Written By pusat alquran
SEORANG penggembala
kambing, sebut saja namanya Urwah, dari negara Kuwait menceritakan
kisahnya seperti yang ditulis oleh Syeikh Hamdan Hamud Al-Hajiri dalam
kitabnya “Auladuna, Kaifa Yahfazhunal Qur`an”. Berikut adalah kisahnya.
Pada saat berangkat, aku
merasakan dua hal yang berbeda pada waktu yang bersamaan. Di satu sisi
aku merasa sedih karena harus berpisah dengan keluarga di kampung, namun
di sisi lain aku merasa senang karena bisa pergi ke Arab Saudi. Ini
kali pertama aku masuk bandara dan berpergian dengan pesawat terbang.
Perasaan pun bercampur aduk, antara gembira, sedih, dan rasa takut.
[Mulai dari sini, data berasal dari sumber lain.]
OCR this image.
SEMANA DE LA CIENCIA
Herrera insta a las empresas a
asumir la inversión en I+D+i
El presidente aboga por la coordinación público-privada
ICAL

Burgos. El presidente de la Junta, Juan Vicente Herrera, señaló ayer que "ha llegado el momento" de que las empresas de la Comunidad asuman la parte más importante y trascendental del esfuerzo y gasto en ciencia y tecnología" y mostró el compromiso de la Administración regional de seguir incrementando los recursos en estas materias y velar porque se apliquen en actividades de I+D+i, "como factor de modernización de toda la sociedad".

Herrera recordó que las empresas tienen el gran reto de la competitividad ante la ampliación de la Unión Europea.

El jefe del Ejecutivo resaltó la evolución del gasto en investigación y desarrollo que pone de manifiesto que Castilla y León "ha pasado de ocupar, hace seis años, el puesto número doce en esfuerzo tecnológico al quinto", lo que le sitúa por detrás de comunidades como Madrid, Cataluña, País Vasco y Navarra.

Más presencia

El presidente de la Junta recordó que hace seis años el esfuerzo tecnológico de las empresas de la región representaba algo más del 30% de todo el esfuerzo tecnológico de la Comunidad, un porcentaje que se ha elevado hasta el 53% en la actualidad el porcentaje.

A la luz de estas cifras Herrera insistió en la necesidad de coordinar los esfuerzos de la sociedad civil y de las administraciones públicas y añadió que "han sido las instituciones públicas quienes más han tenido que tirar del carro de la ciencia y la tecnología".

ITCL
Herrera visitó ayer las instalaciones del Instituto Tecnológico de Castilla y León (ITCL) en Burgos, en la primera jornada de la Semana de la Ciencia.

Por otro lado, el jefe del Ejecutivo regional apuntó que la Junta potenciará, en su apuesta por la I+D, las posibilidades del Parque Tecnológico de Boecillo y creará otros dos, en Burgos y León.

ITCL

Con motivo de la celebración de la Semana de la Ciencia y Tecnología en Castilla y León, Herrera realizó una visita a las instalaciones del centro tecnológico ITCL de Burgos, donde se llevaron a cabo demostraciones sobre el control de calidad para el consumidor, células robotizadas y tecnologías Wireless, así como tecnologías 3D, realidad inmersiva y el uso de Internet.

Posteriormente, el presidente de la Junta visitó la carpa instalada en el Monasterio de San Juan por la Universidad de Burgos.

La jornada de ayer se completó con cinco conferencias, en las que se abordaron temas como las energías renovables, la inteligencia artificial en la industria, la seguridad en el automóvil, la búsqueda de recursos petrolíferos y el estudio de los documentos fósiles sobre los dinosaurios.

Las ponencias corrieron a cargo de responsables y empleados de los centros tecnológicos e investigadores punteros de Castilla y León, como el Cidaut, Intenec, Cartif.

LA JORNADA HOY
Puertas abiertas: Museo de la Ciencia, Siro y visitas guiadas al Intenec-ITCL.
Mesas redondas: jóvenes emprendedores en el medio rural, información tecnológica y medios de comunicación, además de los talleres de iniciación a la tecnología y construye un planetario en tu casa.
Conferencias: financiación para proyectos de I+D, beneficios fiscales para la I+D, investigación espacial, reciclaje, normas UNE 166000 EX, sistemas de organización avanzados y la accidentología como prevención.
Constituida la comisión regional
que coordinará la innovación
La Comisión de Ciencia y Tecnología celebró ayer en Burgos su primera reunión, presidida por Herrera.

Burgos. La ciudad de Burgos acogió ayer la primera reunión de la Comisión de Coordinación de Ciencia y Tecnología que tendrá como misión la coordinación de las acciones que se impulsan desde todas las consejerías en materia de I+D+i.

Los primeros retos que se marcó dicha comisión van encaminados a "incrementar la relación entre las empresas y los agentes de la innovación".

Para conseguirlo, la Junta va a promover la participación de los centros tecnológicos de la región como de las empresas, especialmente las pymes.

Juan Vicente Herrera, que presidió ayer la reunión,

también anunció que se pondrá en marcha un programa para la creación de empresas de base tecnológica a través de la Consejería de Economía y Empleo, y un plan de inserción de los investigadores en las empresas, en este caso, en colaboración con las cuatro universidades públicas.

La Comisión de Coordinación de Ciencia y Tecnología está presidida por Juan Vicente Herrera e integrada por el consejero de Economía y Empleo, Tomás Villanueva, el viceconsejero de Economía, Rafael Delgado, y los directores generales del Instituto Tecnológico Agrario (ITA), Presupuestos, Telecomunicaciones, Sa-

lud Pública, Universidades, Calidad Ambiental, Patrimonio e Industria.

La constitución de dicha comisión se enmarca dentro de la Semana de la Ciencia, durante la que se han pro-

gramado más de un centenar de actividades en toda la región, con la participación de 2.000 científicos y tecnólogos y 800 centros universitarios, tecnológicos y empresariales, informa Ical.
Semuanya aku rasakan saat itu.
Aku tidak sempat
memikirkan tentang pekerjaan dan di mana aku akan bekerja setelah
mendapatkan panggilan dari seseorang di Arab Saudi. Bagiku yang hanya
lulusan SMA ini, diterima bekerja di Arab Saudi saja adalah sesuatu yang
hebat; karena jarang bagi kalangan menengah ke bawah di kampungku untuk
pergi ke luar negeri. Apapun pekerjaannya, yang penting halal dan
hasilnya dapat aku tabung untuk kembali ke Kuwait.
Tak terasa, muncul dalam
pikiranku tentang pakaian ihram yang ingin aku gunakan pada musim haji
dan cita-citaku untuk menghafal al-Quran selama berada di Arab Saudi.
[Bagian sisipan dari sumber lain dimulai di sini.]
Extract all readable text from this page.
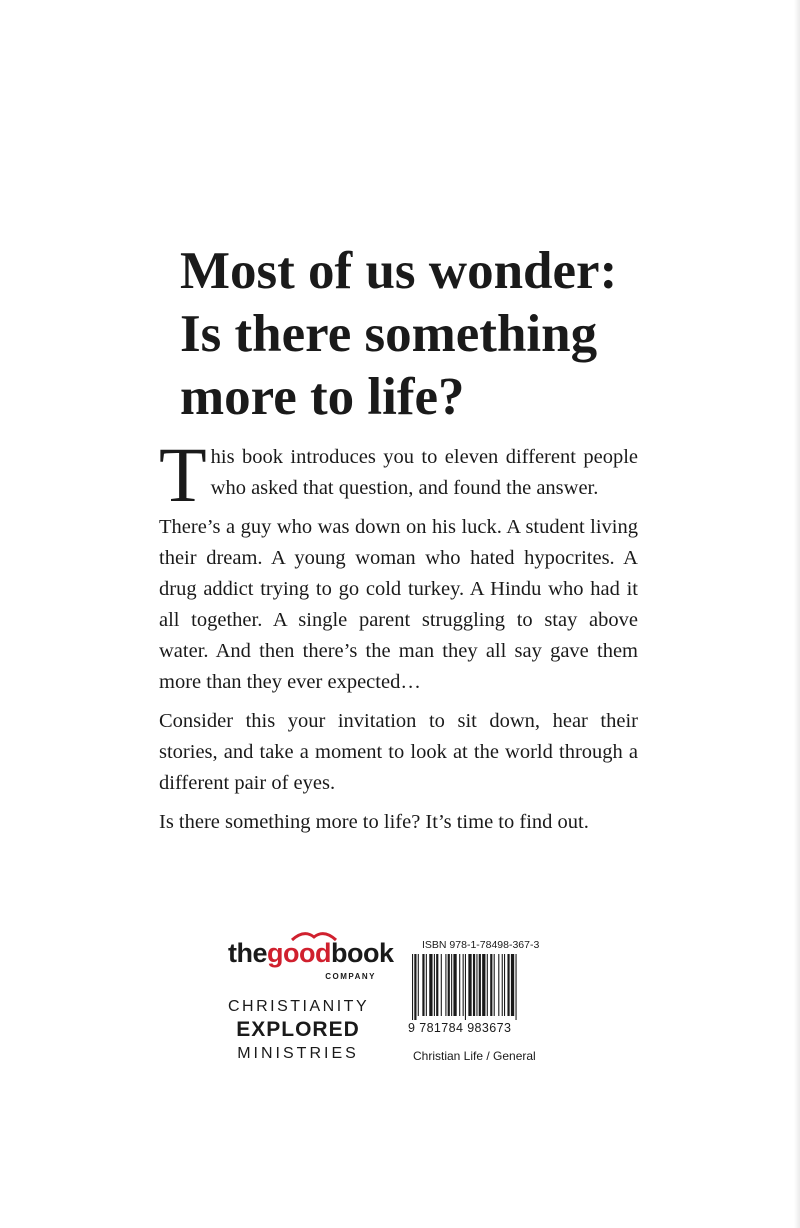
Most of us wonder:
Is there something
more to life?

This book introduces you to eleven different people who asked that question, and found the answer.

There’s a guy who was down on his luck. A student living their dream. A young woman who hated hypocrites. A drug addict trying to go cold turkey. A Hindu who had it all together. A single parent struggling to stay above water. And then there’s the man they all say gave them more than they ever expected…

Consider this your invitation to sit down, hear their stories, and take a moment to look at the world through a different pair of eyes.

Is there something more to life? It’s time to find out.

thegoodbook
COMPANY
CHRISTIANITY
EXPLORED
MINISTRIES
ISBN 978-1-78498-367-3
9 781784 983673
Christian Life / General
Inilah cita-citaku semenjak lama. Sungguh aku akan berusaha menghadapi
semua kesulitan untuk menggapai cita-citaku itu.
Perasaan takut lalu
berubah menjadi tenang ketika aku tenggelam bersama cita-citaku
tersebut. Namun, pikiranku seketika buyar bersamaan dengan datangnya
seorang petugas bandara yang meminta paspor. Aku lalu menyerahkan
pasporku kepadanya. Petugas itu bertanya,
“Apa pekerjaanmu? Penggembala kambing?”
“Iya.“
Aku jawab dengan tegas pertanyaannya.
Setelah mengambil barang
bawaan, aku keluar bandara. Aku melihat namaku yang tertulis di kertas
besar dibawa oleh seseorang. Ternyata, dia adalah majikanku. Dia
menyambutku dengan senyuman.
Setelah itu, aku masuk
mobil majikanku yang tengah parkir di sana. Aku melihat lampu kota dari
kejauhan yang perlahan menghilang seiring dengan laju kendaraan yang
membawa kami. Pertanyaan demi pertanyaan datang silih berganti dari
majikanku. Berapa tahun kamu pernah menggembala kambing? Apakah engkau
dapat mengenali penyakit-penyakit kambing? Dan banyak pertanyaan
lainnya.
Setelah
pertanyaan-pertanyaan yang banyak, rasa kantuk mulai menguasaiku.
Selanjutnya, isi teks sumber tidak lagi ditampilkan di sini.